Archive for February, 2006

Saturday, February 4th, 2006

getting the lay of the collecting task

Saturday, February 4th, 2006

A lot of items exist on the Challenger and Columbia accidents on the Net. On the document side of things, collecting is going to be a matter of sorting through too much rather than having very little. As Columbia occurred recently, much of the news reporting was done on the Internet as well as print and television media and a surprising amount of it is still out there. Space enthusiasts have maintained an interest in Challenger and since they tend to be fairly tech-savvy, a great deal of documents in regards to Challenger have been digitized and placed here and there on the Net over the years. Not all of which has remained, unfortunately.

There is also an interesting subset of personal musings out there, about which I am of two minds about including. Both accidents have generated a number of hoaxes and conspiracy theories. I would like to include them as cultural artifacts as they say something about how people have responded to the accidents at the time and since. However, some relating to Columbia are anti-Semitic, because of the presence of an Israeli astronaut, Ilan Ramon, aboard the mission. There may also be some similar problems with Challenger and I just have not found them yet.

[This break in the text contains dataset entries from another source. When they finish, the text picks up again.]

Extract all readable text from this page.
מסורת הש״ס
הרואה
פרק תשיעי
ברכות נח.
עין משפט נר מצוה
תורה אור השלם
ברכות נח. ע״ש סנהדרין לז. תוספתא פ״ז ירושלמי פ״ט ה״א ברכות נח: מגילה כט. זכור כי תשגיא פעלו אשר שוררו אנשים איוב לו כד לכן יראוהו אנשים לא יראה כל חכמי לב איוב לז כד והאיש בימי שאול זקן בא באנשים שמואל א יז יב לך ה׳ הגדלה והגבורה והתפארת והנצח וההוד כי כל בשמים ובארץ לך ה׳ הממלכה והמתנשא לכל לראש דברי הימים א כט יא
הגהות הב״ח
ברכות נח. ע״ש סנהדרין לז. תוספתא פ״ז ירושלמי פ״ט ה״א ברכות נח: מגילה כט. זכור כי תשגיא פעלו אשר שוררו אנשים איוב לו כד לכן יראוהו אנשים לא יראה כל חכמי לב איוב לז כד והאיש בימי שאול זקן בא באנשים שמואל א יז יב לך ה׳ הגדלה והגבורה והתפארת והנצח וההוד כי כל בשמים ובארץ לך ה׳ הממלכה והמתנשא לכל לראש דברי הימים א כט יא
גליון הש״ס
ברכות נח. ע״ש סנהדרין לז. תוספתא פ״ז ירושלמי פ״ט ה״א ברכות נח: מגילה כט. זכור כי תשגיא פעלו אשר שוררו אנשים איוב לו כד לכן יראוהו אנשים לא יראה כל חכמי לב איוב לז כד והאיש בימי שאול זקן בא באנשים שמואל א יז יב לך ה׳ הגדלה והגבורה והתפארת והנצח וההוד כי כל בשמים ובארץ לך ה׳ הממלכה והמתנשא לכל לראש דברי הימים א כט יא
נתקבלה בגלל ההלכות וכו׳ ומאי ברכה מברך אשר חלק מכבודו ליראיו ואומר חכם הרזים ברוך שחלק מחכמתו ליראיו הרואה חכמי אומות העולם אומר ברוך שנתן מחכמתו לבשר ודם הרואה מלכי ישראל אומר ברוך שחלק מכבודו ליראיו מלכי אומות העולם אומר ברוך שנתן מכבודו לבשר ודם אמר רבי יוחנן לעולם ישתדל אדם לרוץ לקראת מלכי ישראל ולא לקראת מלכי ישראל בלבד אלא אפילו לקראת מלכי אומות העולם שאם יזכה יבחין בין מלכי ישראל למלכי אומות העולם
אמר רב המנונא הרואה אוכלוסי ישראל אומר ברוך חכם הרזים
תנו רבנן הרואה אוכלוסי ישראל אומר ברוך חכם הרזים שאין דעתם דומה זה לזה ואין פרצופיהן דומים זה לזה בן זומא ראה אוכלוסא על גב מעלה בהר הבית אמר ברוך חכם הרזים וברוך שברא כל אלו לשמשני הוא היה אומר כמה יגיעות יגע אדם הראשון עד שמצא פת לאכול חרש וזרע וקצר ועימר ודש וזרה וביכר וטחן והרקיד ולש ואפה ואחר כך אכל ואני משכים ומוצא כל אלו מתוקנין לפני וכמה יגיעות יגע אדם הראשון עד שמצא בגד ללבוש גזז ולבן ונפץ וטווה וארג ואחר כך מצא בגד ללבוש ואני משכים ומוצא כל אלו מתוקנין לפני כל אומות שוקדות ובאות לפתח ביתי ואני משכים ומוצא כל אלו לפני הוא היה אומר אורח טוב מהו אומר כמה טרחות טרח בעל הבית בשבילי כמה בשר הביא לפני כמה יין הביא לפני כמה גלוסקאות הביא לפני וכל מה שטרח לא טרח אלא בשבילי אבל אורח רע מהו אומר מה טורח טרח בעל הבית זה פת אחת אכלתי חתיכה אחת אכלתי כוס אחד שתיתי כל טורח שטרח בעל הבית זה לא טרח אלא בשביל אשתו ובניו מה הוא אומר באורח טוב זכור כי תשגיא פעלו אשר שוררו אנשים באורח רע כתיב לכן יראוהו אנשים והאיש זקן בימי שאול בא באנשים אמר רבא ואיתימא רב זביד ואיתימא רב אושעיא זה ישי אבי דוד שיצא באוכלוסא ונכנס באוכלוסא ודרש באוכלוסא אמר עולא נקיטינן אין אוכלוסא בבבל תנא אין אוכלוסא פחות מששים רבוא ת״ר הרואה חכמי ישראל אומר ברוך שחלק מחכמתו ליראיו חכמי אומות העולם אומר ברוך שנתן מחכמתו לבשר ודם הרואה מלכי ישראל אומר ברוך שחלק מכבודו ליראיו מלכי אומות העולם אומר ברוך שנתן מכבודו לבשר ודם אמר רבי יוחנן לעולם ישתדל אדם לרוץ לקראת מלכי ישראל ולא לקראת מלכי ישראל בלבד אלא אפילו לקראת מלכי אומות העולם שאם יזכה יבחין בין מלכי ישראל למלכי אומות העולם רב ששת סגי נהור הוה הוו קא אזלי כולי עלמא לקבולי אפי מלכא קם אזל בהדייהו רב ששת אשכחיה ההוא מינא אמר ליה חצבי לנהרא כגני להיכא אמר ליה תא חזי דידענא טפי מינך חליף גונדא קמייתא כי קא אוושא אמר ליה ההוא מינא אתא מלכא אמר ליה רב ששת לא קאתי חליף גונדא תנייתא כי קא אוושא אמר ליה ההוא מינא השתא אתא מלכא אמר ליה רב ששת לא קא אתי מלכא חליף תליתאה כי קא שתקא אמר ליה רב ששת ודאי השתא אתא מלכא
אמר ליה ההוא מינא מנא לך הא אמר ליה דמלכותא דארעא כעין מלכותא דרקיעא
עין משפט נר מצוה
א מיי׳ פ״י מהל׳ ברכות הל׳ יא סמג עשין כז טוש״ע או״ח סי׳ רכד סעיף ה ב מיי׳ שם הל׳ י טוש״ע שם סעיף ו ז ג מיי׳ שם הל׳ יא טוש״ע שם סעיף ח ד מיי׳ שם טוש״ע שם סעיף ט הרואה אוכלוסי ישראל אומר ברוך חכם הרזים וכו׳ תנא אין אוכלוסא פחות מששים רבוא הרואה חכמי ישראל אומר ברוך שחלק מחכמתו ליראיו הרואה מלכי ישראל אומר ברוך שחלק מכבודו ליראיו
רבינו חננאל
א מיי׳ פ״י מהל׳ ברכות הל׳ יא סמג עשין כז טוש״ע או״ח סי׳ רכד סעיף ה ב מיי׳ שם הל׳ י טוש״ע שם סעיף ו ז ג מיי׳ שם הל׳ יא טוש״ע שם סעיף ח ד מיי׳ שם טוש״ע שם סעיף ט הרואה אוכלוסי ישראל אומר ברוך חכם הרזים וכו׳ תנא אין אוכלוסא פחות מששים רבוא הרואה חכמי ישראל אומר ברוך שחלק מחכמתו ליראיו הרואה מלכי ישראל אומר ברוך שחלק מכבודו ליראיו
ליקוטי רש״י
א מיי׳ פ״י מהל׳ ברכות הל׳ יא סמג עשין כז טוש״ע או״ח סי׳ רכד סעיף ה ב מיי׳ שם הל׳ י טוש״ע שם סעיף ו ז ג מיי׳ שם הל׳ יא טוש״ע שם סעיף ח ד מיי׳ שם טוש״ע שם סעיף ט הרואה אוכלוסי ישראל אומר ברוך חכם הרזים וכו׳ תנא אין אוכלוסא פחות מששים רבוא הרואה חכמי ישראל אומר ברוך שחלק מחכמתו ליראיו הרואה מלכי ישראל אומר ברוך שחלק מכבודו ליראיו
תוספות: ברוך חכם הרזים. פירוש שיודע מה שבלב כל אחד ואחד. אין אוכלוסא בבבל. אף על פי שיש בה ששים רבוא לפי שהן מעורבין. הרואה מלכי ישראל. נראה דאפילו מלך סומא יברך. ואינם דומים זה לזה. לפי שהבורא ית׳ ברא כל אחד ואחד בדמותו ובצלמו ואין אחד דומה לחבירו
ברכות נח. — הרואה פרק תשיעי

I do not want to condone or appear to condone such views in any way, but they are a response to the disaster and I think the bad should be remembered along with the good.

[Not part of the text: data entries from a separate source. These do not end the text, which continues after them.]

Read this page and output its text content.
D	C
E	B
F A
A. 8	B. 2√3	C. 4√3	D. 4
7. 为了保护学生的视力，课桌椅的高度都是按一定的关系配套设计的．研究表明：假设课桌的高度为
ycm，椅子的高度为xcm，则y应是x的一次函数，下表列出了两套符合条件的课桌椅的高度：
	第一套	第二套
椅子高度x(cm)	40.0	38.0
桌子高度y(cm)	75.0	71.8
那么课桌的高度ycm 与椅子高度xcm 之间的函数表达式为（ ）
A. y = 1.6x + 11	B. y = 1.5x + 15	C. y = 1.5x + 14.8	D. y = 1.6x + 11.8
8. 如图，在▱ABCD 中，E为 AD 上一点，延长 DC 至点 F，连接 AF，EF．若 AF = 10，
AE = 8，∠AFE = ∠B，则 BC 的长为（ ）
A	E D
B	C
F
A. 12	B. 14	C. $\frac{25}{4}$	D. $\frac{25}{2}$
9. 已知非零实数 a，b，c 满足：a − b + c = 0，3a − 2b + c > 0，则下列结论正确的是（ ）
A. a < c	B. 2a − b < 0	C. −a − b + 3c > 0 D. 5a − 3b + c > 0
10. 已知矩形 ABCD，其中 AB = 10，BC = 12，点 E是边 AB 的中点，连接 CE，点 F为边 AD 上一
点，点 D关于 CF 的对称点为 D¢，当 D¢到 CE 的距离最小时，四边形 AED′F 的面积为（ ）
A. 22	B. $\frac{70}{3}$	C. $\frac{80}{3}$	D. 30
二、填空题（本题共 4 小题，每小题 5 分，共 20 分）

interesting collecting project

Thursday, February 2nd, 2006

I was very impressed with the 9/11 site (http://911digital archive.org) and would like to do something similar. It does a very good job of combining and balancing the collection of personal artifacts (stories, images, etc) and documents while making the two sides seem like parts of a whole rather than segregated areas. I would like to do a project rather like that, including both document and personal sides, and if possible multimedia collections as well. Probably a bit ambitious for a first try, but I’d rather fail while daring greatly.
Topicwise, I would like to do it on the Challenger and Columbia accidents. The Challenger accident is my first memory of a nationally significant event and as a space enthusiast pretty much ever since, Columbia hit hard. So, it is a topic of both personal and historical interest. Challenger particularly hit the nation in a strong way, it was the first time the U.S. had lost a crew in flight. The presence of Christa McAuliffe, the first teacher in space, heightened the media and national interest at the time and since. There is a collecting site for Challenger by the Federation of American Scientists (FAS), but it is in rather bad shape. A number of the links are dead, including the one which led to personal stories. Columbia is still fairly recent in memory, and like 9/11, a lot of people created tribute images and multimedia in response to the accident. None of this has been centralized and some may have been lost already. The Columbia accident also had a rather widespread effect, the accident took place over land and many people in the Southwest, especially Texas, saw the accident as it happened, wound up with debris literally in their backyard, or helped search for debris. There are a lot of personal stories out there which are not collected and the memory at this point would still be fairly fresh.